Changes in Personality and Mental Illness Symptoms with Age

Currently going through a prolonged period of stability.  My levels of depression and anxiety have been quite low lately.  When I do have such issues, they don’t last long and aren’t very bad.  I haven’t had a breakdown of any kind in months.  Haven’t been hospitalized for almost five years now.  I was having feelings of depression and paranoia earlier this year but I wasn’t overly concerned about it as I wasn’t having the anger or aggression issues that traditionally went with it.  Sure I would go days without leaving my apartment, but I wasn’t excessively angry or looking for arguments.  So I wasn’t as worried as I should have been.  Not wanting to socialize for long stretches of time isn’t normal for me.  Sure I have had stretches when I wanted to be left alone for several hours or a day at most.  But I was going sometimes entire weeks when I’d leave my apartment only two or three times the entire week.

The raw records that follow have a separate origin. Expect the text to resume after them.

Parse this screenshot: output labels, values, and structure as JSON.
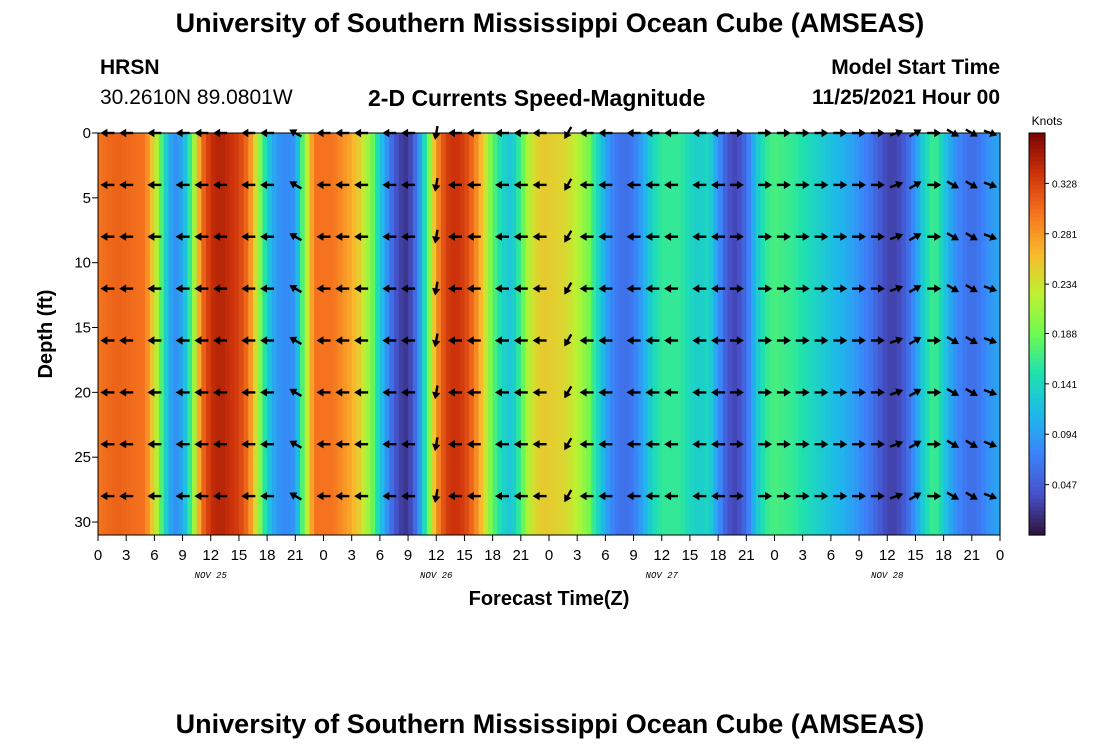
{
  "header": {
    "title_top": "University of Southern Mississippi Ocean Cube (AMSEAS)",
    "station": "HRSN",
    "coordinates": "30.2610N  89.0801W",
    "subtitle": "2-D Currents Speed-Magnitude",
    "model_start_label": "Model Start Time",
    "model_start_value": "11/25/2021 Hour 00",
    "title_bottom": "University of Southern Mississippi Ocean Cube (AMSEAS)"
  },
  "chart_data": {
    "type": "heatmap",
    "title": "2-D Currents Speed-Magnitude",
    "xlabel": "Forecast Time(Z)",
    "ylabel": "Depth (ft)",
    "colorbar_label": "Knots",
    "colorbar_ticks": [
      "0.328",
      "0.281",
      "0.234",
      "0.188",
      "0.141",
      "0.094",
      "0.047"
    ],
    "color_range": [
      0.0,
      0.375
    ],
    "xlim_hours": [
      0,
      96
    ],
    "ylim_ft": [
      0,
      31
    ],
    "y_ticks": [
      "0",
      "5",
      "10",
      "15",
      "20",
      "25",
      "30"
    ],
    "x_tick_labels": [
      "0",
      "3",
      "6",
      "9",
      "12",
      "15",
      "18",
      "21",
      "0",
      "3",
      "6",
      "9",
      "12",
      "15",
      "18",
      "21",
      "0",
      "3",
      "6",
      "9",
      "12",
      "15",
      "18",
      "21",
      "0",
      "3",
      "6",
      "9",
      "12",
      "15",
      "18",
      "21",
      "0"
    ],
    "date_labels": [
      {
        "text": "NOV 25",
        "hour": 12
      },
      {
        "text": "NOV 26",
        "hour": 36
      },
      {
        "text": "NOV 27",
        "hour": 60
      },
      {
        "text": "NOV 28",
        "hour": 84
      }
    ],
    "speed_profile_knots": [
      [
        0,
        0.3
      ],
      [
        2,
        0.31
      ],
      [
        5,
        0.3
      ],
      [
        6,
        0.24
      ],
      [
        7,
        0.15
      ],
      [
        8,
        0.08
      ],
      [
        9,
        0.1
      ],
      [
        10,
        0.18
      ],
      [
        11,
        0.3
      ],
      [
        12,
        0.34
      ],
      [
        13,
        0.35
      ],
      [
        14,
        0.34
      ],
      [
        15,
        0.33
      ],
      [
        16,
        0.3
      ],
      [
        17,
        0.22
      ],
      [
        18,
        0.13
      ],
      [
        19,
        0.09
      ],
      [
        20,
        0.08
      ],
      [
        21,
        0.09
      ],
      [
        22,
        0.2
      ],
      [
        23,
        0.3
      ],
      [
        25,
        0.3
      ],
      [
        27,
        0.27
      ],
      [
        28,
        0.24
      ],
      [
        29,
        0.2
      ],
      [
        30,
        0.13
      ],
      [
        31,
        0.07
      ],
      [
        32,
        0.03
      ],
      [
        33,
        0.02
      ],
      [
        34,
        0.07
      ],
      [
        35,
        0.17
      ],
      [
        36,
        0.28
      ],
      [
        37,
        0.33
      ],
      [
        38,
        0.34
      ],
      [
        39,
        0.33
      ],
      [
        40,
        0.3
      ],
      [
        41,
        0.25
      ],
      [
        42,
        0.18
      ],
      [
        43,
        0.14
      ],
      [
        44,
        0.12
      ],
      [
        45,
        0.17
      ],
      [
        46,
        0.23
      ],
      [
        47,
        0.25
      ],
      [
        48,
        0.25
      ],
      [
        50,
        0.24
      ],
      [
        52,
        0.2
      ],
      [
        53,
        0.15
      ],
      [
        54,
        0.1
      ],
      [
        55,
        0.07
      ],
      [
        56,
        0.06
      ],
      [
        57,
        0.07
      ],
      [
        58,
        0.1
      ],
      [
        59,
        0.14
      ],
      [
        60,
        0.16
      ],
      [
        62,
        0.16
      ],
      [
        63,
        0.14
      ],
      [
        64,
        0.13
      ],
      [
        65,
        0.14
      ],
      [
        66,
        0.09
      ],
      [
        67,
        0.04
      ],
      [
        68,
        0.03
      ],
      [
        69,
        0.06
      ],
      [
        70,
        0.12
      ],
      [
        71,
        0.16
      ],
      [
        72,
        0.17
      ],
      [
        74,
        0.16
      ],
      [
        76,
        0.14
      ],
      [
        78,
        0.12
      ],
      [
        80,
        0.1
      ],
      [
        82,
        0.07
      ],
      [
        83,
        0.05
      ],
      [
        84,
        0.03
      ],
      [
        85,
        0.03
      ],
      [
        86,
        0.05
      ],
      [
        87,
        0.09
      ],
      [
        88,
        0.14
      ],
      [
        89,
        0.17
      ],
      [
        90,
        0.13
      ],
      [
        91,
        0.09
      ],
      [
        92,
        0.07
      ],
      [
        93,
        0.06
      ],
      [
        94,
        0.07
      ],
      [
        95,
        0.09
      ],
      [
        96,
        0.1
      ]
    ],
    "current_arrows": {
      "depths_ft": [
        0,
        4,
        8,
        12,
        16,
        20,
        24,
        28
      ],
      "hours": [
        1,
        3,
        6,
        9,
        11,
        13,
        16,
        18,
        21,
        24,
        26,
        28,
        31,
        33,
        36,
        38,
        40,
        43,
        45,
        47,
        50,
        52,
        54,
        57,
        59,
        61,
        64,
        66,
        68,
        71,
        73,
        75,
        77,
        79,
        81,
        83,
        85,
        87,
        89,
        91,
        93,
        95
      ],
      "directions_deg": [
        180,
        180,
        180,
        180,
        180,
        180,
        180,
        180,
        150,
        180,
        180,
        180,
        180,
        180,
        260,
        180,
        180,
        180,
        180,
        180,
        240,
        180,
        180,
        180,
        180,
        180,
        180,
        180,
        0,
        0,
        0,
        0,
        0,
        0,
        0,
        0,
        20,
        30,
        0,
        330,
        330,
        340
      ]
    }
  }
}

Naturally some of my neighbors became concerned.  I may have never been Mr. Popular but I made it a point to be polite and thoughtful to everyone I met.  Yet as I wasn’t even socializing, nor did I want to, that wasn’t normal for me.  I have never been one to just bunker down for days.  I had gotten to that point, particularly during the winter.  It wasn’t my traditional problem with mental illness, but it was a different one.

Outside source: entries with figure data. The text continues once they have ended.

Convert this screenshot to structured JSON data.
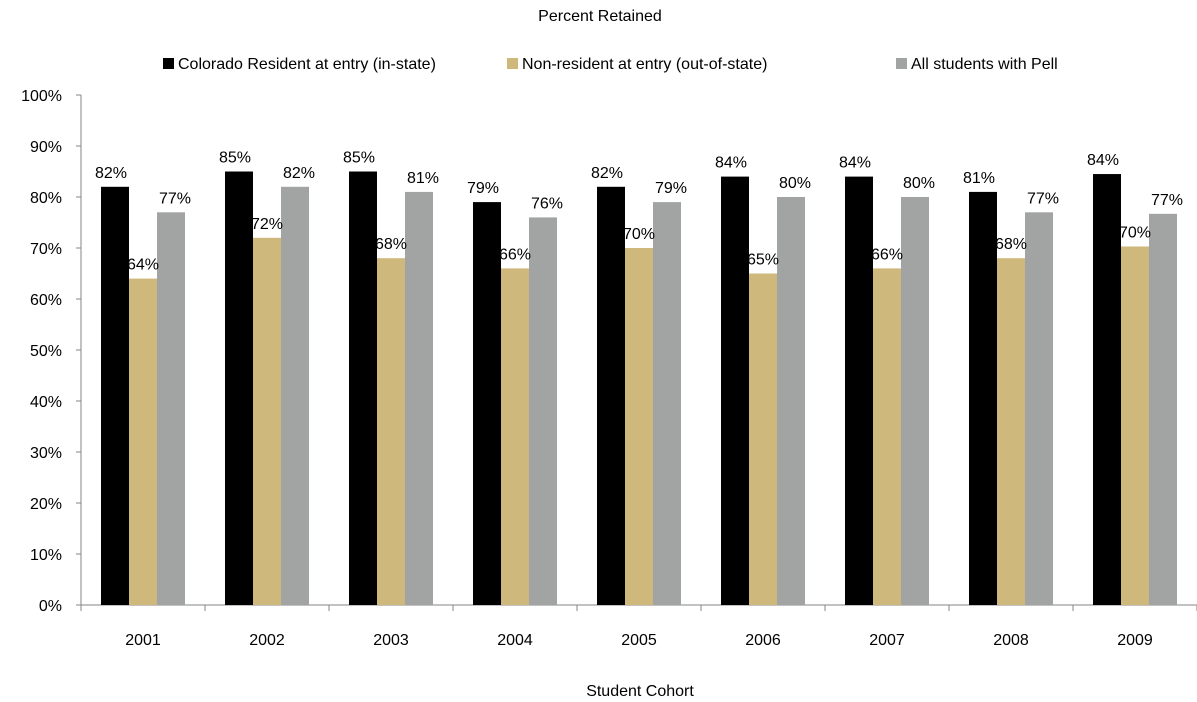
{
  "chart_data": {
    "type": "bar",
    "title": "Percent Retained",
    "xlabel": "Student Cohort",
    "ylabel": "",
    "ylim": [
      0,
      100
    ],
    "yticks": [
      "0%",
      "10%",
      "20%",
      "30%",
      "40%",
      "50%",
      "60%",
      "70%",
      "80%",
      "90%",
      "100%"
    ],
    "categories": [
      "2001",
      "2002",
      "2003",
      "2004",
      "2005",
      "2006",
      "2007",
      "2008",
      "2009"
    ],
    "legend_position": "top",
    "grid": false,
    "series": [
      {
        "name": "Colorado Resident at entry (in-state)",
        "color": "#000000",
        "values": [
          82,
          85,
          85,
          79,
          82,
          84,
          84,
          81,
          84.5
        ],
        "labels": [
          "82%",
          "85%",
          "85%",
          "79%",
          "82%",
          "84%",
          "84%",
          "81%",
          "84%"
        ]
      },
      {
        "name": "Non-resident at entry (out-of-state)",
        "color": "#cfb87c",
        "values": [
          64,
          72,
          68,
          66,
          70,
          65,
          66,
          68,
          70.3
        ],
        "labels": [
          "64%",
          "72%",
          "68%",
          "66%",
          "70%",
          "65%",
          "66%",
          "68%",
          "70%"
        ]
      },
      {
        "name": "All students with Pell",
        "color": "#a2a4a3",
        "values": [
          77,
          82,
          81,
          76,
          79,
          80,
          80,
          77,
          76.7
        ],
        "labels": [
          "77%",
          "82%",
          "81%",
          "76%",
          "79%",
          "80%",
          "80%",
          "77%",
          "77%"
        ]
      }
    ]
  }
}
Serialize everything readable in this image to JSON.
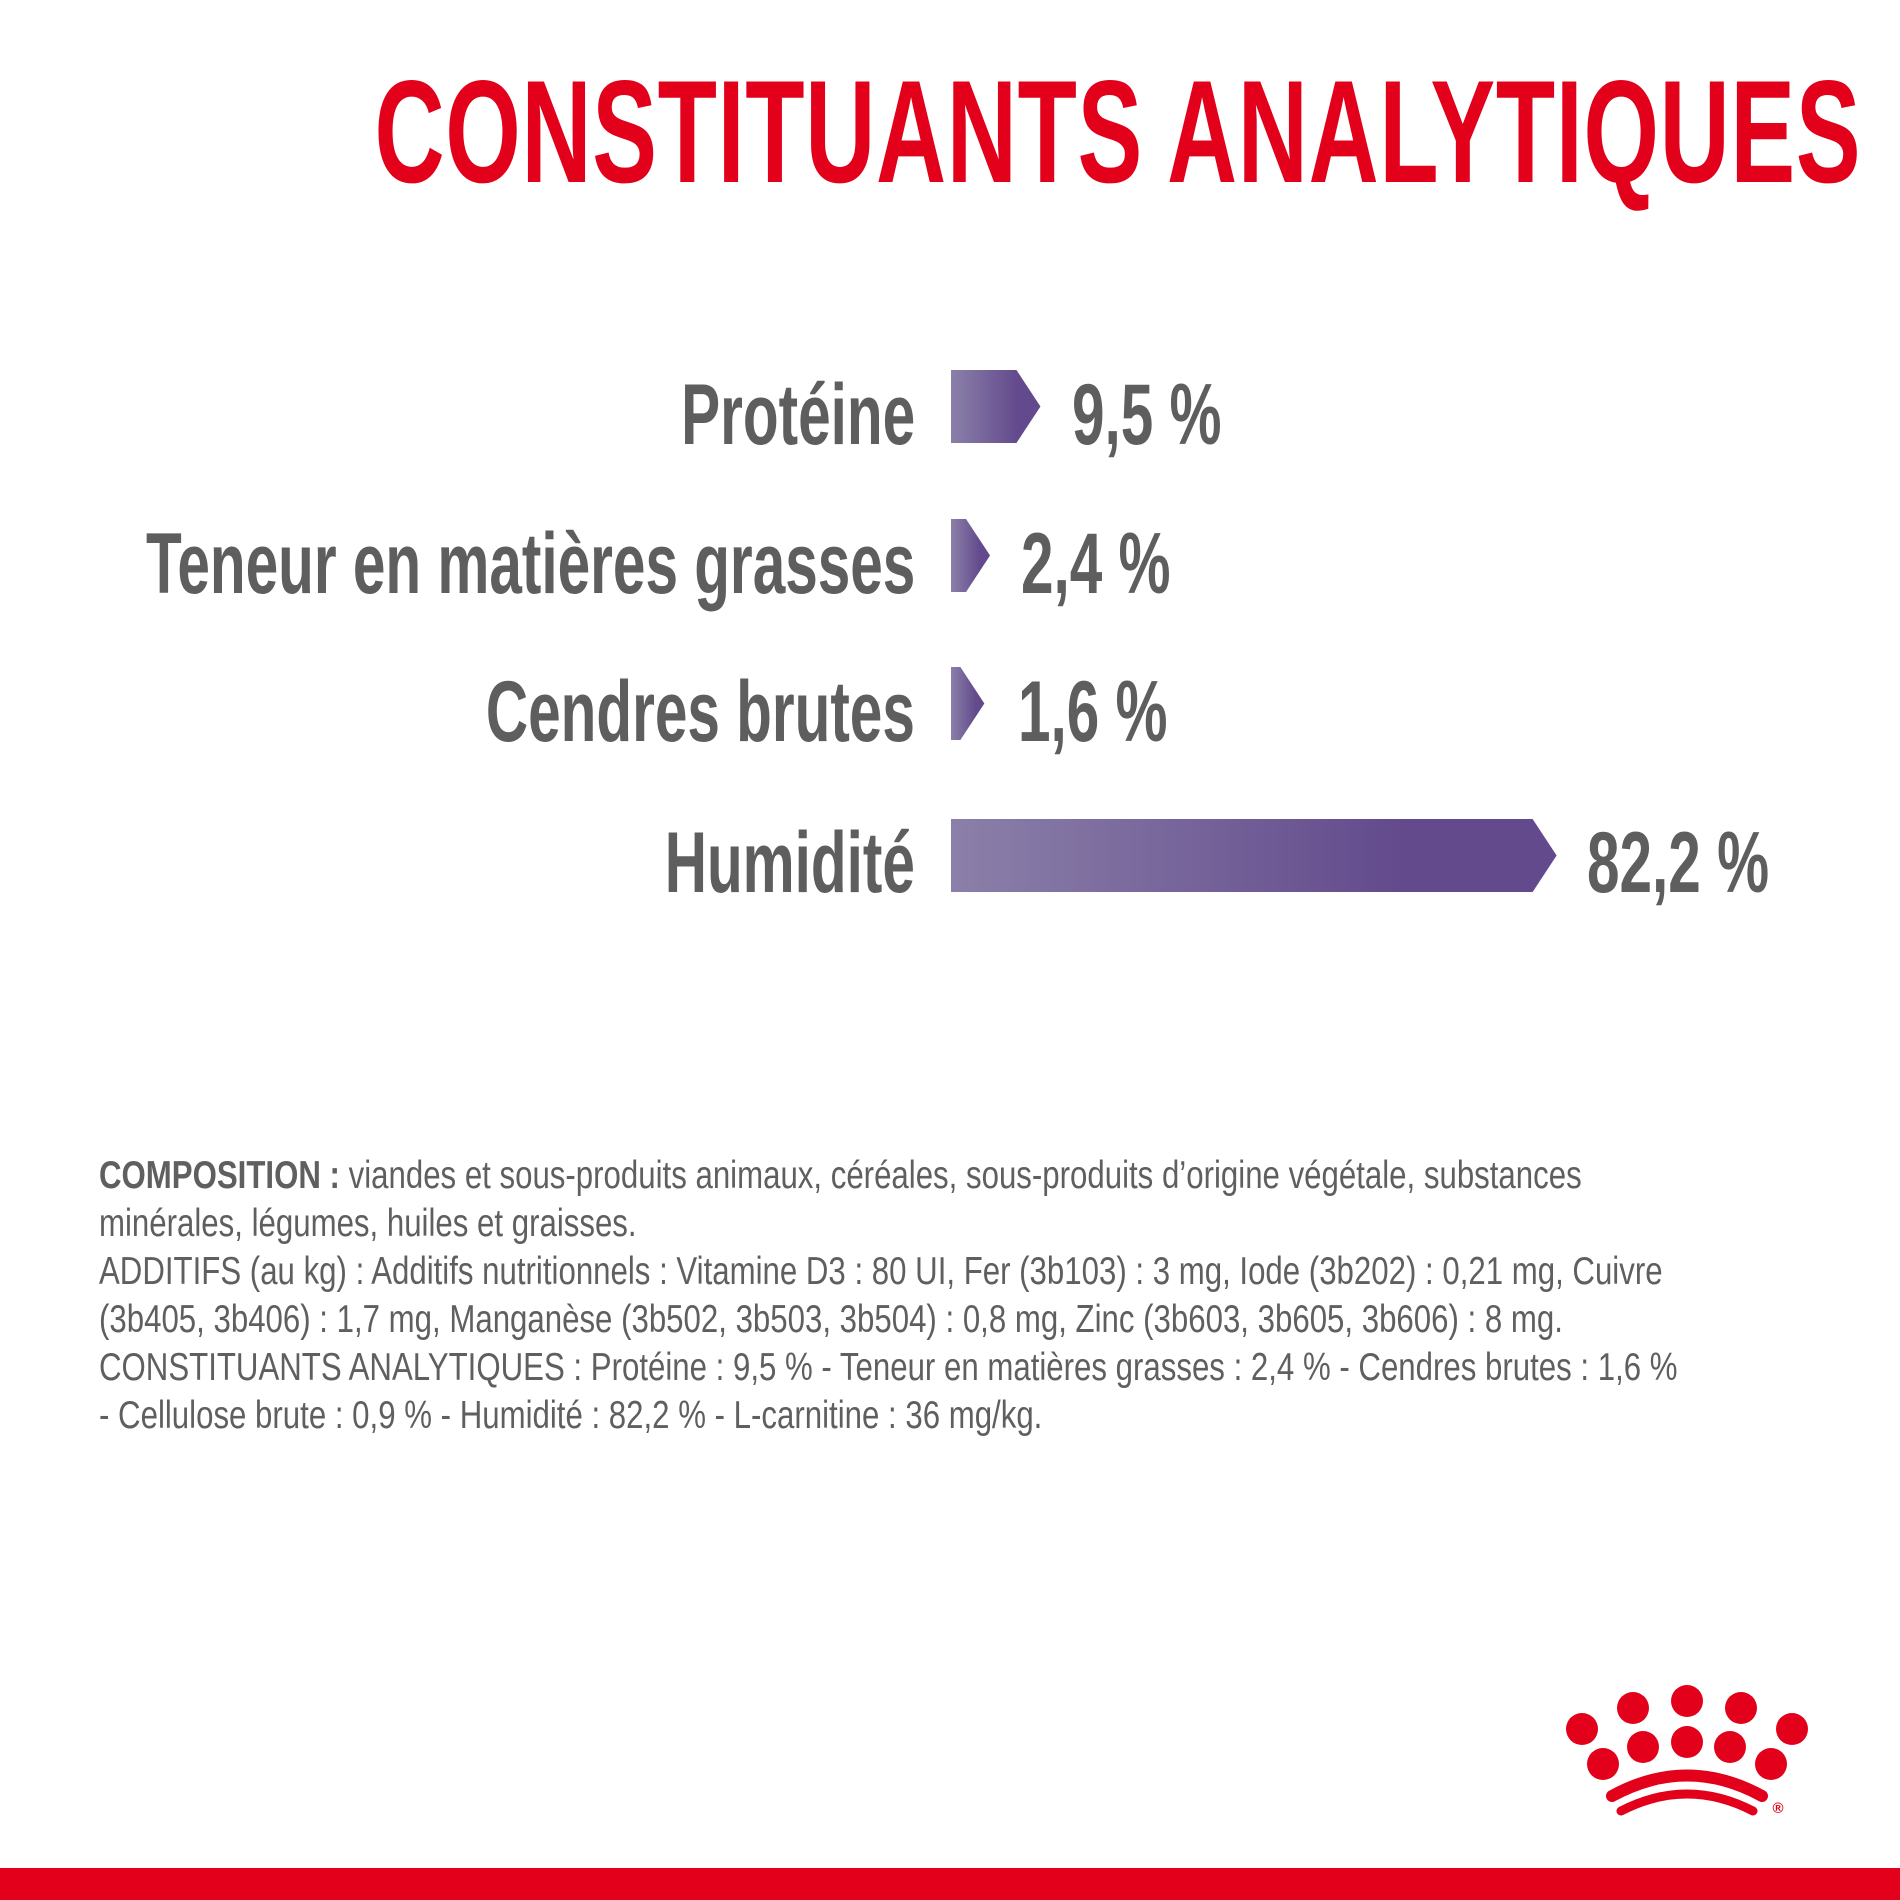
{
  "title": "CONSTITUANTS ANALYTIQUES",
  "colors": {
    "brand_red": "#e2001a",
    "bar_start": "#8b80a9",
    "bar_end": "#624a8c",
    "text_grey": "#5e5e5e"
  },
  "chart_data": {
    "type": "bar",
    "orientation": "horizontal",
    "categories": [
      "Protéine",
      "Teneur en matières grasses",
      "Cendres brutes",
      "Humidité"
    ],
    "values": [
      9.5,
      2.4,
      1.6,
      82.2
    ],
    "data_labels": [
      "9,5 %",
      "2,4 %",
      "1,6 %",
      "82,2 %"
    ],
    "unit": "%",
    "grid": false
  },
  "composition": {
    "heading": "COMPOSITION :",
    "lines": [
      " viandes et sous-produits animaux, céréales, sous-produits d’origine végétale, substances",
      "minérales, légumes, huiles et graisses.",
      "ADDITIFS (au kg) : Additifs nutritionnels : Vitamine D3 : 80 UI, Fer (3b103) : 3 mg, Iode (3b202) : 0,21 mg, Cuivre",
      "(3b405, 3b406) : 1,7 mg, Manganèse (3b502, 3b503, 3b504) : 0,8 mg, Zinc (3b603, 3b605, 3b606) : 8 mg.",
      "CONSTITUANTS ANALYTIQUES : Protéine : 9,5 % - Teneur en matières grasses : 2,4 % - Cendres brutes : 1,6 %",
      "- Cellulose brute : 0,9 % - Humidité : 82,2 % - L-carnitine : 36 mg/kg."
    ]
  },
  "logo": {
    "icon": "crown-logo-icon",
    "mark": "®"
  }
}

People do tend to change some with age.  I imagine mental illness issues are probably not much different.  Aspects of my personality and habits have altered over the years.  I’m not as hot tempered as I was even five years ago.  I laugh more often now than I did in my twenties.  I enjoy the little things of life more.  Overall, I’m happier now in my late 30s than I was in my late 20s.  And this is despite my physical health not being as good as it was ten years ago or my being more social than I am now.  I think I have gotten happier and more calm with age.  And I quite enjoy it.